Summit Human Capital is seeking a highly skilled Sr. Data Quality Engineer with a strong foundation in data engineering and governance. This individual will play a key role in operationalizing data governance policies and ensuring accuracy, consistency, and compliance across modern cloud-based data systems. The ideal candidate will design and implement automated data validation frameworks, develop dashboards for monitoring data quality, and embed quality controls into AWS pipelines to maintain secure, high-quality data flows across the organization.
Requirements:
Proven experience in data engineering with a deep emphasis on data quality frameworks and governance.
Proficiency with AWS services such as Glue, Athena, Lambda, and RDS for automation, processing, and monitoring.
Strong Python development skills for building validation scripts, workflows, and lifecycle automation.
Familiarity with data governance frameworks such as DAMA-DMBOK or NIST, and experience translating those into operational policies.

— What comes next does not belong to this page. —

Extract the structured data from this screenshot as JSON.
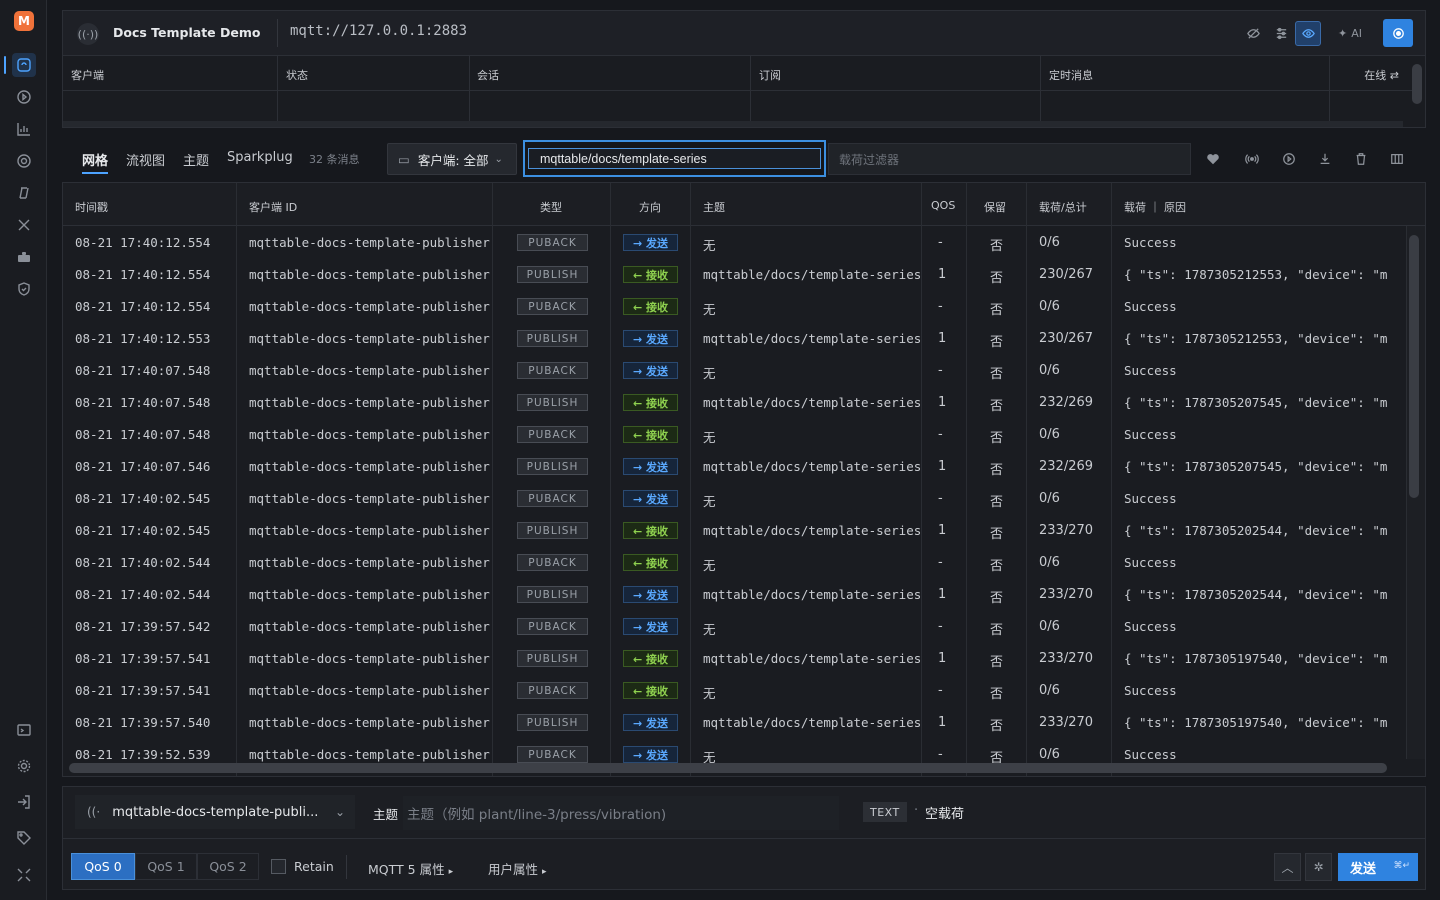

Ability to design intuitive visualization dashboards for tracking and reporting on data quality metrics.
Develop and automate data quality rules, anomaly detection, and monitoring dashboards using AWS services.
Responsibilities:
Build and maintain visualization tools to track data accuracy, completeness, and timeliness across data systems.
Operationalize data governance policies through tagging, lifecycle management, and retention automation.
Create and refine workflows for data intake, validation, approval, and archival processes.
Implement secure access controls such as SSO, Cognito, and RBAC to protect data pipelines and quality systems.
Integrate data quality checks into AWS-based data and machine learning workflows to ensure trusted, compliant outcomes.